With each turn we pick a random number from the set. If we get one specific number (let's say $0$), the experiment is complete. If we get any other number, we go on with the next turn (hoping to get $0$ and going on with yet another turn otherwise).
Is it possible to prove that such an experiment always ends with a finite number of turns?
 A: The set $\{0,1,2,\ldots,n\}$ has $n+1$ members.
Getting a number other than $0$ on the first trial has probability $n/(n+1).$
Getting a number other than $0$ on all of the first $N$ (not $n$) trials has probability $\left( \dfrac n{n+1} \right)^N.$
Getting a number other than $0$ on all trials in an infinite sequence of trials therefore has probability${}\le\left( \dfrac n{n+1}\right)^N.$
The only nonnegative number that is${}\le\left(\dfrac n {n+1}\right)^N$ for all $N\in\{1,2,3,\ldots\}$ is $0.$
So the probability of getting an infinite sequence of nonzero numbers is $0.$
However, the set of all infinite sequences of numbers in the set $\{1,2,3,\ldots,n\}$ is not empty. This is a nonempty subset of the probability space, but its probability is $0.$
It is analogous to throwing a dart at a square and asking for the probability that it lands exactly on the diagonal. The area of the diagonal is $0$ but the diagonal is not empty.
For many purposes in probability and statistics, sets of probability $0$ can be neglected, just as if they are not there.

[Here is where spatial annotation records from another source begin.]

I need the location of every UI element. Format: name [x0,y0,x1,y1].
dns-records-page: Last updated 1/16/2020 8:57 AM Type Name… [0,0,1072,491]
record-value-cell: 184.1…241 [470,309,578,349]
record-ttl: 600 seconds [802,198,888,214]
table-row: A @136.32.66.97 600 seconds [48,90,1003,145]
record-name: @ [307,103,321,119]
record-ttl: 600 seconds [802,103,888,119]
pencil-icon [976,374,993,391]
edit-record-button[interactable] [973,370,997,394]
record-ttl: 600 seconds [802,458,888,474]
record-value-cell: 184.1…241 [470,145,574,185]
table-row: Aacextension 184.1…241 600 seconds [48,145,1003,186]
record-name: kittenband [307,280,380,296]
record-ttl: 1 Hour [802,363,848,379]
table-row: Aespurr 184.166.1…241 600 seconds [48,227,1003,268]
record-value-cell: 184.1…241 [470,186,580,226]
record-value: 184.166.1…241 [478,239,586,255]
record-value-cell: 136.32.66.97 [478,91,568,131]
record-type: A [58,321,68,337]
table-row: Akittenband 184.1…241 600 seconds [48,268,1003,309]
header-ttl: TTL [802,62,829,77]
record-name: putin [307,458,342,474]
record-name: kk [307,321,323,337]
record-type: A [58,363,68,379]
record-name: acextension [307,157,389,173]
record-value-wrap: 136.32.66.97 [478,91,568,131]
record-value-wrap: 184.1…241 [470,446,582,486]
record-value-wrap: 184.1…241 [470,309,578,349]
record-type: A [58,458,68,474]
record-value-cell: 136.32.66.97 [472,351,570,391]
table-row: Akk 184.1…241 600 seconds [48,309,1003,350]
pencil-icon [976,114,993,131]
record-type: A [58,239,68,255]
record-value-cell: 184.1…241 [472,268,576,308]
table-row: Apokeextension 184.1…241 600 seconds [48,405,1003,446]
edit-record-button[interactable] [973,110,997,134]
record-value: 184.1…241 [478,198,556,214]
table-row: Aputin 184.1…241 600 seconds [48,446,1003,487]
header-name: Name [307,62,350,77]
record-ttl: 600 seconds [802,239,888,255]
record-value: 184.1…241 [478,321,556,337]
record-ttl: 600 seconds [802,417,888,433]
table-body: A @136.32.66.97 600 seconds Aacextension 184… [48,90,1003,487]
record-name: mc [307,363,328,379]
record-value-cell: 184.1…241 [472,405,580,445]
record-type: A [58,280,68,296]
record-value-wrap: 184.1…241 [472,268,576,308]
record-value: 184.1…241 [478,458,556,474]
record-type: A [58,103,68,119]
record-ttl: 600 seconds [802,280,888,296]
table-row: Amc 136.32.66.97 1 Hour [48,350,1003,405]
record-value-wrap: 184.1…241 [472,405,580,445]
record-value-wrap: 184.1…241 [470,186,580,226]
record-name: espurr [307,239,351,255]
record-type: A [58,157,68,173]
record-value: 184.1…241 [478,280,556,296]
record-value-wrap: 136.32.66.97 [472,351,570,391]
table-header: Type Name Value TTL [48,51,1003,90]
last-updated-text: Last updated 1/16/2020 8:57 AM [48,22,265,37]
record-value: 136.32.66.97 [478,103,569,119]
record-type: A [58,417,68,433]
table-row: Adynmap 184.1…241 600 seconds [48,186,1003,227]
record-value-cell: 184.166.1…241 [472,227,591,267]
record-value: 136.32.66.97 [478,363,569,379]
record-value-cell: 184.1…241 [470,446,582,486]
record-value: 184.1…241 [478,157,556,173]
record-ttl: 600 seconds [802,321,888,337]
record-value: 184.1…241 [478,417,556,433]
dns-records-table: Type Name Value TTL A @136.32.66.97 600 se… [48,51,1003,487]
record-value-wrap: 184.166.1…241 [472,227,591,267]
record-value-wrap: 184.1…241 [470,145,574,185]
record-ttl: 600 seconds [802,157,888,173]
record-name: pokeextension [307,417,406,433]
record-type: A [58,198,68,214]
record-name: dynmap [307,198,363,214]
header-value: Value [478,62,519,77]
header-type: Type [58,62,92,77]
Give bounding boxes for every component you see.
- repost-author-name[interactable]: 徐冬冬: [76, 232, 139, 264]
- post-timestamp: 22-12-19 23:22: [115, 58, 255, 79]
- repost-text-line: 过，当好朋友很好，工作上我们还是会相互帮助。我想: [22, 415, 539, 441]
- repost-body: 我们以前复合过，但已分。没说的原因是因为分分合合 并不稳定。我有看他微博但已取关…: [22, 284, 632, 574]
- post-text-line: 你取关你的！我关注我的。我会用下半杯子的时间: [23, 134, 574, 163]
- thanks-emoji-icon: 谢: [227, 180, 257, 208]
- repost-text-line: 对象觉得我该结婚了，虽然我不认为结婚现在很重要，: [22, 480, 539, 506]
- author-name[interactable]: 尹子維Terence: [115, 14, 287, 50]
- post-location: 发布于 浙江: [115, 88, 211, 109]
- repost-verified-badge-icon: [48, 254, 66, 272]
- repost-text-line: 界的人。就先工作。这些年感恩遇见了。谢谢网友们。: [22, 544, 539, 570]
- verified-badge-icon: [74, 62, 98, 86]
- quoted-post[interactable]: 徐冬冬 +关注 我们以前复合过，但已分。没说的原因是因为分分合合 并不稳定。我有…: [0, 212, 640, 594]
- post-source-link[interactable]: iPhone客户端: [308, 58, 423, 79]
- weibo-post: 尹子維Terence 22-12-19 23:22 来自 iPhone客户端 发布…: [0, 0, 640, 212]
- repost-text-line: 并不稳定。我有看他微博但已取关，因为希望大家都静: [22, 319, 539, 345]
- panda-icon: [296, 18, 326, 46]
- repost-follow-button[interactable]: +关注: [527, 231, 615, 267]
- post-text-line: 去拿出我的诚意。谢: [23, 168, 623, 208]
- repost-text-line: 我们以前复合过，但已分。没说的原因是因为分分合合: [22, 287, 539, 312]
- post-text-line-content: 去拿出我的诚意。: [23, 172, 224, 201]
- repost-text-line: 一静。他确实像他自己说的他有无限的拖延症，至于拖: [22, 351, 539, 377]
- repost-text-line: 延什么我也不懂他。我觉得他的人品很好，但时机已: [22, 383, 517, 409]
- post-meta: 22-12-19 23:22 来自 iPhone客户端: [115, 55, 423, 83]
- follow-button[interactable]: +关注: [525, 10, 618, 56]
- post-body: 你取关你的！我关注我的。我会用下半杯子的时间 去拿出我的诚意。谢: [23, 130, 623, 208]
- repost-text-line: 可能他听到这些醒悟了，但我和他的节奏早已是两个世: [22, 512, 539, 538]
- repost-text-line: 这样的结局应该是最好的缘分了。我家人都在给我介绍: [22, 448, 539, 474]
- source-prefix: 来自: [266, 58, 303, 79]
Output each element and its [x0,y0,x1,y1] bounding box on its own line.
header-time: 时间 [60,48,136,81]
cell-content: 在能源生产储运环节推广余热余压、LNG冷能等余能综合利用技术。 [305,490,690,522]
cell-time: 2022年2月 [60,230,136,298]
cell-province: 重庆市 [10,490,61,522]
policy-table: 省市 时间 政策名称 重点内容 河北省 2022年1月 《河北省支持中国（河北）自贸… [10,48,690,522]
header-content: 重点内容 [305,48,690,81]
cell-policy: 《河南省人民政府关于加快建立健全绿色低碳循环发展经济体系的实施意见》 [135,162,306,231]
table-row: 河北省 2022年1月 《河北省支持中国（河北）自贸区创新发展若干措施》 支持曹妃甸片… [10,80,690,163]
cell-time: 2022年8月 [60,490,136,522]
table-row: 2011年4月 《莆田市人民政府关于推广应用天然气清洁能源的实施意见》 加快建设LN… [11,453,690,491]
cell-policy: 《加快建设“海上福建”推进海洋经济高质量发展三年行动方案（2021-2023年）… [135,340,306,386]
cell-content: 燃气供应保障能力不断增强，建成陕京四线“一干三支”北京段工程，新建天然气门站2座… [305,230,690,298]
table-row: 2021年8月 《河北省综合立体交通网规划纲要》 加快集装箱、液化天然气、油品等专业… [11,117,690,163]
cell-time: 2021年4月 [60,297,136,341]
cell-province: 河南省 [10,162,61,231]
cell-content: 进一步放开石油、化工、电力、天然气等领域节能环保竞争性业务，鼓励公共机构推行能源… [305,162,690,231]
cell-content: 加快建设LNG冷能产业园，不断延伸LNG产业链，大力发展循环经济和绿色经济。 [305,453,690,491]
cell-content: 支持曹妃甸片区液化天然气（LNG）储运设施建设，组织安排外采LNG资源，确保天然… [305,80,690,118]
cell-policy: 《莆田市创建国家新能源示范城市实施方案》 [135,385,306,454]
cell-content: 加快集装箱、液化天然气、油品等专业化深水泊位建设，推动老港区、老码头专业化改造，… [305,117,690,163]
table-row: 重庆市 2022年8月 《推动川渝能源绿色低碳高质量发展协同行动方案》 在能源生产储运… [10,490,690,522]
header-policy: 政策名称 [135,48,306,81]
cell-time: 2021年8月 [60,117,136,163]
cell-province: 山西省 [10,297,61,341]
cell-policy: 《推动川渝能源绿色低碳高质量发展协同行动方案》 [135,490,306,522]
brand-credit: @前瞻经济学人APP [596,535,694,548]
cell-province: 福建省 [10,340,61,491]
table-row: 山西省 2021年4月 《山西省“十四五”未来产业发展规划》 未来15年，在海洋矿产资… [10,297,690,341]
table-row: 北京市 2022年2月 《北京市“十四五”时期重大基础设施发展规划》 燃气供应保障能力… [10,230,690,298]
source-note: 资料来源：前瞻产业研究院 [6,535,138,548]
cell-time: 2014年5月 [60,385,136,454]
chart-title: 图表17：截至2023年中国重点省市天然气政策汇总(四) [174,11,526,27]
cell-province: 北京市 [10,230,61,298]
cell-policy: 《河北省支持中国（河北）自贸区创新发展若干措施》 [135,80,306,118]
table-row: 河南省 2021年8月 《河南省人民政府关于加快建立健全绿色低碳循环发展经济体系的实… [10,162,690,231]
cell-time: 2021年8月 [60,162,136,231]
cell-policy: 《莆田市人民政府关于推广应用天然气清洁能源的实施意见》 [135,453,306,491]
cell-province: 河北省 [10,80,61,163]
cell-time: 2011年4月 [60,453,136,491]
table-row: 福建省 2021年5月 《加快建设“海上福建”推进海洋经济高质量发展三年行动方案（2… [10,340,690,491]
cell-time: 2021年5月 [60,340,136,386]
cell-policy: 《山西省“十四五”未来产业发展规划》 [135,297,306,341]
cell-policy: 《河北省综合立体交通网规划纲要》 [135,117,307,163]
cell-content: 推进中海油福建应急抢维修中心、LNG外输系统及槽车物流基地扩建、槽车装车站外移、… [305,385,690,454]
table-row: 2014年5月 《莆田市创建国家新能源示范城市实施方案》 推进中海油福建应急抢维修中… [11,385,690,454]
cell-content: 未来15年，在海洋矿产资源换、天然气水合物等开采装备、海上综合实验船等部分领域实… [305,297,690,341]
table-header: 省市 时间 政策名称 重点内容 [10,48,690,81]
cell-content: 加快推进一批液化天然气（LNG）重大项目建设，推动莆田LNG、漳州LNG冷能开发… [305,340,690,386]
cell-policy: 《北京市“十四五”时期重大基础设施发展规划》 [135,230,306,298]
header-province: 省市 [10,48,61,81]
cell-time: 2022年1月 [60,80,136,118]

A: The probability that the game is still going after $k$ turns is $\left(\frac{n-1}{n}\right)^k$, because you picked a number other than your target number (0 in your example) $k$ times in a row. Let the random variable $X$ denote the number of turns needed to finish the game. You can see that:
$P(X=k) = \left(\frac{n-1}{n}\right)^{k-1} \frac{1}{n}$ for $k>0$.
Now we can compute $P(X < \infty) = \frac{1}{n}\sum_{k=0}^{\infty} \left(1 - \frac{1}{n}\right)^k = \frac{1}{n}\times \frac{1}{1 - \left(1 - \frac{1}{n}\right)} = 1$.
Thus, the number of turns required for the game to finish is almost surely finite.